Major infections requiring intravenous antibiotics are rare. The predominant organisms causing infection are staphylococci. Patients with minor hematomas may warrant oral antibiotic prophylaxis.

Skin flap necrosis

Treat partial-thickness injury with moist surgical bandage, occlusive ointments, or both. These injuries may result in normal healing, hypertrophic scar formation, or abnormal pigmentation. Treat full-thickness injury with conservative debridement and healing by secondary intention.

Hypertrophic scarring

This condition may be treated with intralesional corticosteroid injections or silicone topical therapy (eg, Cica-Care, Kelo-cote gel). Perform scar revision only after complete wound maturation.

Alopecia and hairline/earlobe deformities

Transient traumatic alopecia is likely to normalize in 3 months. Permanent alopecia may be corrected with local flaps or micrografts and minigrafts. Observe earlobe distortion for spontaneous improvement. Surgical correction with local advancement flaps may be used for persistent deformity.

Parotid gland pseudocyst

Treat this condition with frequent needle aspirations and suction drain insertion.

Hematoma

Ischemic changes of the skin flap are reversible, and skin flap necrosis and scarring are avoidable, if major hematoma is detected early. Chance of infection increases upon reexploration of wounds.

Minor hematoma usually resolves without sequelae after evacuation or after serial aspiration. Slight soft tissue contour irregularity may result, however.

Nerve Injuries

Motor nerve paralysis

Intraoperative neurorrhaphy improves facial paralysis to House-Brackman Grade IV status. For postoperatively diagnosed paralysis, rule out local anesthetic effect. If paralysis remains, manage initially as neurapraxia. Monitor with serial examinations and electrical testing. Adjunctive measures to assure corneal protection include lubrication and gold weight.
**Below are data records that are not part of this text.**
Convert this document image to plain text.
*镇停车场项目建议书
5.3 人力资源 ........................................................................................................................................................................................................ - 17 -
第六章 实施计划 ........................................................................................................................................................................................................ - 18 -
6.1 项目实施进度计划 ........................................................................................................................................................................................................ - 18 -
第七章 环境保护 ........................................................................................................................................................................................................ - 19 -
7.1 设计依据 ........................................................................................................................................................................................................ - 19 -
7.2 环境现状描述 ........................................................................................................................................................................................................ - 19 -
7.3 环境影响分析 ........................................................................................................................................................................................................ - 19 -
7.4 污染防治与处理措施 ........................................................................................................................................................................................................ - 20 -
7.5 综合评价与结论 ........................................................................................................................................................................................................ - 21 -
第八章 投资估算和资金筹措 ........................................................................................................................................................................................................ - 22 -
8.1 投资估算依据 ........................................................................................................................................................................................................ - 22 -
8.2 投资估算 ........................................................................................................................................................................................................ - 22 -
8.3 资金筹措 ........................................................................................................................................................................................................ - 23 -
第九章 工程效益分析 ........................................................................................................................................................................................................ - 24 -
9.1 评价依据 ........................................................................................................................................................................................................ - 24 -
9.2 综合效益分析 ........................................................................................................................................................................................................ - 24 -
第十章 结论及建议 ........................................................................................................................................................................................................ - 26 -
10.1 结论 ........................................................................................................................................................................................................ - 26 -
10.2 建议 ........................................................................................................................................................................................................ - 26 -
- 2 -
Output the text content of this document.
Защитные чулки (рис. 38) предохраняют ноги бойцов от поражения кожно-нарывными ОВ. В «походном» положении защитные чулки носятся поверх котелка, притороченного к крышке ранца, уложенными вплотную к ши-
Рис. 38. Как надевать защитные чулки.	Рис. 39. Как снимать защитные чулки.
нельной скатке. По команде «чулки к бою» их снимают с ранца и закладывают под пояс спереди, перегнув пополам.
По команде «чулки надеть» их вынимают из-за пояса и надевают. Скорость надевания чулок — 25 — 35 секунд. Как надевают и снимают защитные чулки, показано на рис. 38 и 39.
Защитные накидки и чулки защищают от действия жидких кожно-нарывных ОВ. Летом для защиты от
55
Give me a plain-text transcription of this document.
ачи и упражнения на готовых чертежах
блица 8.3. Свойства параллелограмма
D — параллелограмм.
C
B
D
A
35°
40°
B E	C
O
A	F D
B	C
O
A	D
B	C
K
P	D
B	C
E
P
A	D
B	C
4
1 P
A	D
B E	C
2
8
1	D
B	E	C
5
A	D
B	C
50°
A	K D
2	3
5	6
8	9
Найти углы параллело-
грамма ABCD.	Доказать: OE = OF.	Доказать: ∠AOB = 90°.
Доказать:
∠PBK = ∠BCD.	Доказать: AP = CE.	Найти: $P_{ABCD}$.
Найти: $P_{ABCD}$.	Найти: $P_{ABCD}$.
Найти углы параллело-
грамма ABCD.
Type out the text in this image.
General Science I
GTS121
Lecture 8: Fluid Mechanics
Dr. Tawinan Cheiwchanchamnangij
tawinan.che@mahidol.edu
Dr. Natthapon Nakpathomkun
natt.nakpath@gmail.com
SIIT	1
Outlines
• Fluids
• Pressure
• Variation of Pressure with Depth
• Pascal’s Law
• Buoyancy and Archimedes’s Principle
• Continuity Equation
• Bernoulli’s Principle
Permanent sensory nerve injury

Great auricular nerve injury is usually permanent, but the affected sensory area typically decreases in size over time. Painful neuromas may result with transection.

Infection

Most infections resolve without sequelae if detected and treated early. Some soft tissue contour deformity may result if infection is severe or undetected.

Skin flap necrosis

Healing by secondary intention often results in a satisfactory scar, although hypertrophic scarring may result.

Parotid gland pseudocyst

This problem often resolves without sequelae within 1-3 weeks upon repeated aspiration or drain insertion.